Pharmacological Treatments for Antidepressant-Induced Sexual Dysfunction

  • Phosphodiesterase inhibitors: Sildenafil and tadalafil can improve sexual functioning in men with antidepressant-related erectile dysfunction. Limited evidence exists for women, but one RCT showed benefits.
  • Bupropion: May be helpful for women, particularly at higher doses (300mg/day). Lower doses appear ineffective. A positive RCT in men was later retracted.
  • Mirtazapine: Evidence suggests some benefit for antidepressant-induced sexual dysfunction, but a mixed bag. Some open studies show positive results while one RCT reported negative findings.
  • Transdermal Testosterone: RCTs indicate its potential effectiveness in women with SSRI/SNRI-induced loss of libido and men taking serotonergic antidepressants with low or low-normal testosterone levels.
  • Other Agents: Numerous agents have been investigated; however, evidence for their effectiveness is limited or nonexistent.
    • Buspirone: Effective in one study for citalopram or paroxetine-induced sexual dysfunction but ineffective in another study with fluoxetine.
    • Cyproheptadine: Successfully used in case reports for SSRI-induced sexual dysfunction in men and anorgasmia in women.
    • Loratadine: Effective in a small open study for men with SSRI-induced erectile dysfunction.
    • Amantadine: Effective in earlier studies for SSRI-induced sexual dysfunction, but recent results have been negative.
    • Yohimbine: May be more effective for medication-induced sexual dysfunction. Improvements were reported by patients in two small studies, though results were nonsignificant.
    • Bethanechol: Seems to assist with TCA-induced sexual dysfunction when taken before sexual activity.
    • Granisetron: Evaluated, but existing data is inconclusive.
    • Flibanserin and Bremelanotide: FDA-approved for HSDD in premenopausal women, but lack data supporting their use for antidepressant-induced sexual dysfunction.

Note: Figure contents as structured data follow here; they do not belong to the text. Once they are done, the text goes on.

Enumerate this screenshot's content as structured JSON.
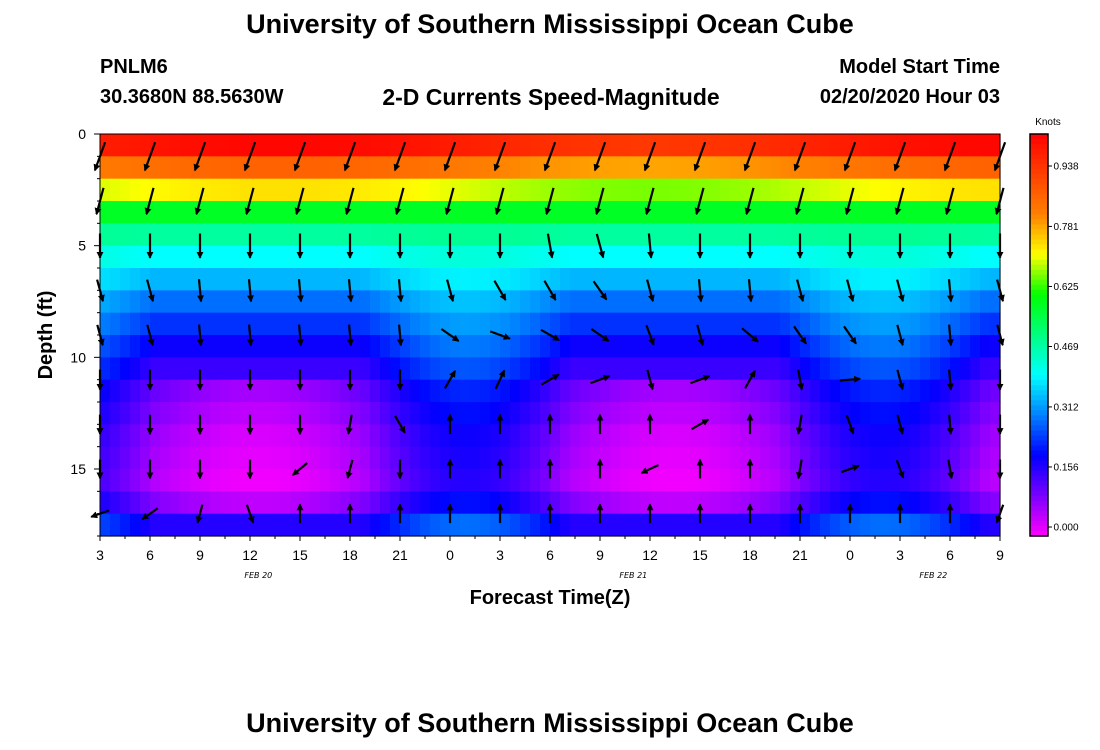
{
  "header": {
    "title": "University of Southern Mississippi Ocean Cube",
    "station_id": "PNLM6",
    "station_coords": "30.3680N 88.5630W",
    "subtitle": "2-D Currents Speed-Magnitude",
    "model_label": "Model Start Time",
    "model_time": "02/20/2020 Hour 03"
  },
  "footer": {
    "title": "University of Southern Mississippi Ocean Cube"
  },
  "chart_data": {
    "type": "heatmap",
    "title": "2-D Currents Speed-Magnitude",
    "xlabel": "Forecast Time(Z)",
    "ylabel": "Depth (ft)",
    "x_tick_labels": [
      "3",
      "6",
      "9",
      "12",
      "15",
      "18",
      "21",
      "0",
      "3",
      "6",
      "9",
      "12",
      "15",
      "18",
      "21",
      "0",
      "3",
      "6",
      "9"
    ],
    "x_hours": [
      0,
      54
    ],
    "ylim": [
      0,
      18
    ],
    "y_ticks": [
      0,
      5,
      10,
      15
    ],
    "y_tick_labels": [
      "0",
      "5",
      "10",
      "15"
    ],
    "date_labels": [
      {
        "text": "FEB 20",
        "hour": 9.5
      },
      {
        "text": "FEB 21",
        "hour": 32
      },
      {
        "text": "FEB 22",
        "hour": 50
      }
    ],
    "colorbar": {
      "title": "Knots",
      "range": [
        0.0,
        1.05
      ],
      "tick_values": [
        0.0,
        0.156,
        0.312,
        0.469,
        0.625,
        0.781,
        0.938
      ],
      "tick_labels": [
        "0.000",
        "0.156",
        "0.312",
        "0.469",
        "0.625",
        "0.781",
        "0.938"
      ],
      "colors": [
        "#ff00ff",
        "#7a00ff",
        "#0000ff",
        "#0080ff",
        "#00ffff",
        "#00ff80",
        "#00ff00",
        "#ffff00",
        "#ff8000",
        "#ff4000",
        "#ff0000"
      ]
    },
    "speed_profile_depths_ft": [
      0.5,
      1.5,
      2.5,
      3.5,
      4.5,
      5.5,
      6.5,
      7.5,
      8.5,
      9.5,
      10.5,
      11.5,
      12.5,
      13.5,
      14.5,
      15.5,
      16.5,
      17.5
    ],
    "speed_profile_knots": [
      1.0,
      0.85,
      0.72,
      0.6,
      0.5,
      0.42,
      0.36,
      0.3,
      0.25,
      0.2,
      0.16,
      0.12,
      0.1,
      0.08,
      0.07,
      0.06,
      0.1,
      0.18
    ],
    "arrow_hours": [
      0,
      3,
      6,
      9,
      12,
      15,
      18,
      21,
      24,
      27,
      30,
      33,
      36,
      39,
      42,
      45,
      48,
      51,
      54
    ],
    "arrow_depths_ft": [
      1,
      3,
      5,
      7,
      9,
      11,
      13,
      15,
      17
    ],
    "arrow_directions_deg": [
      [
        200,
        200,
        200,
        200,
        200,
        200,
        200,
        200,
        200,
        200,
        200,
        200,
        200,
        200,
        200,
        200,
        200,
        200,
        200
      ],
      [
        195,
        195,
        195,
        195,
        195,
        195,
        195,
        195,
        195,
        195,
        195,
        195,
        195,
        195,
        195,
        195,
        195,
        195,
        195
      ],
      [
        180,
        180,
        180,
        180,
        180,
        180,
        180,
        180,
        180,
        170,
        165,
        175,
        180,
        180,
        180,
        180,
        180,
        180,
        180
      ],
      [
        165,
        165,
        175,
        175,
        175,
        175,
        175,
        165,
        150,
        150,
        145,
        165,
        175,
        175,
        165,
        165,
        165,
        175,
        165
      ],
      [
        165,
        165,
        175,
        175,
        175,
        175,
        175,
        125,
        110,
        120,
        125,
        160,
        165,
        130,
        145,
        145,
        165,
        175,
        165
      ],
      [
        180,
        180,
        180,
        180,
        180,
        180,
        180,
        30,
        25,
        60,
        70,
        165,
        70,
        30,
        170,
        85,
        165,
        175,
        180
      ],
      [
        180,
        180,
        180,
        180,
        180,
        190,
        150,
        0,
        0,
        0,
        0,
        0,
        60,
        0,
        190,
        160,
        165,
        175,
        180
      ],
      [
        180,
        180,
        180,
        180,
        230,
        195,
        180,
        0,
        0,
        0,
        0,
        245,
        0,
        0,
        190,
        70,
        160,
        170,
        180
      ],
      [
        250,
        235,
        195,
        160,
        0,
        0,
        0,
        0,
        0,
        0,
        0,
        0,
        0,
        0,
        0,
        0,
        0,
        0,
        200
      ]
    ],
    "arrow_magnitudes_knots": [
      1.0,
      0.8,
      0.6,
      0.45,
      0.35,
      0.3,
      0.25,
      0.2,
      0.2
    ]
  }
}
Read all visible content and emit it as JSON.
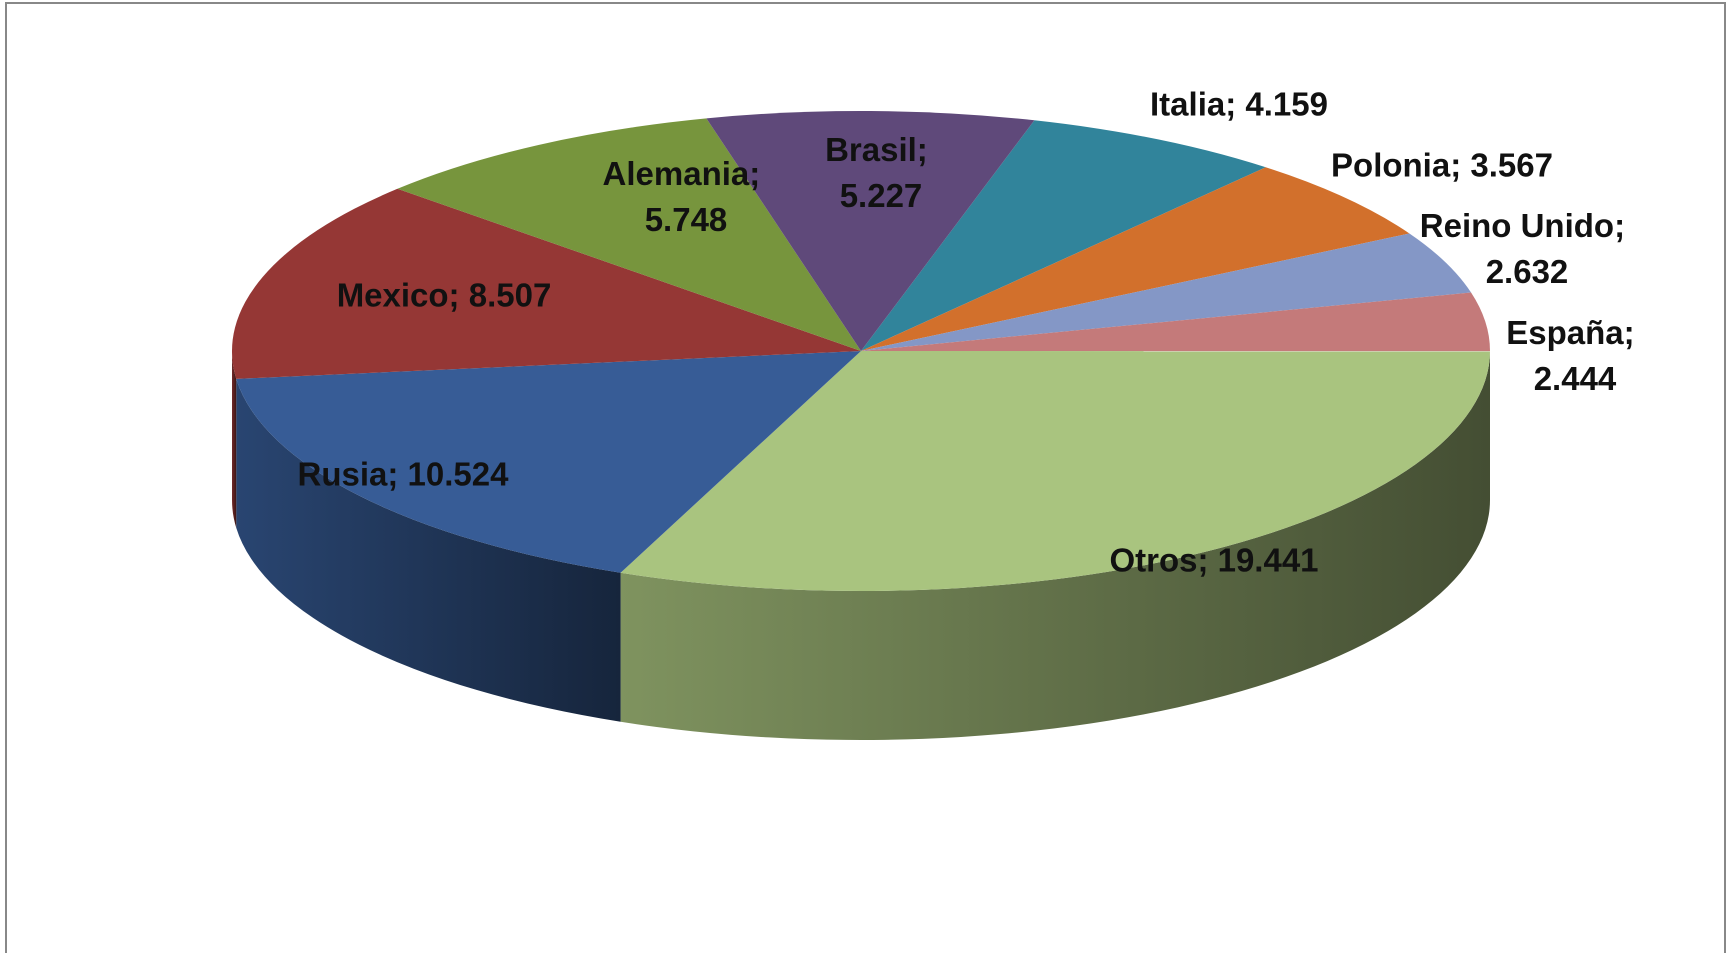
{
  "chart_data": {
    "type": "pie3d",
    "categories": [
      "Italia",
      "Polonia",
      "Reino Unido",
      "España",
      "Otros",
      "Rusia",
      "Mexico",
      "Alemania",
      "Brasil"
    ],
    "values": [
      4.159,
      3.567,
      2.632,
      2.444,
      19.441,
      10.524,
      8.507,
      5.748,
      5.227
    ],
    "value_labels": [
      "Italia; 4.159",
      "Polonia; 3.567",
      "Reino Unido; 2.632",
      "España; 2.444",
      "Otros; 19.441",
      "Rusia; 10.524",
      "Mexico; 8.507",
      "Alemania; 5.748",
      "Brasil; 5.227"
    ],
    "colors": [
      "#31849b",
      "#d2702c",
      "#8497c6",
      "#c47a7a",
      "#a9c47f",
      "#375c96",
      "#953735",
      "#77953d",
      "#5f497a"
    ]
  }
}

Augmenting Agents for Treatment-Resistant Depression

  • Some drugs used as adjuncts for treatment-resistant depression may improve sexual functioning in secondary analyses.
    • Aripiprazole: Improved sexual functioning and desire, but solely in women.
    • Brexpiprazole: Associated with modest improvements in one analysis.
    • Pimavanserin: Improved sexual functioning when used as an add-on treatment to SSRIs/SNRIs, based on one analysis.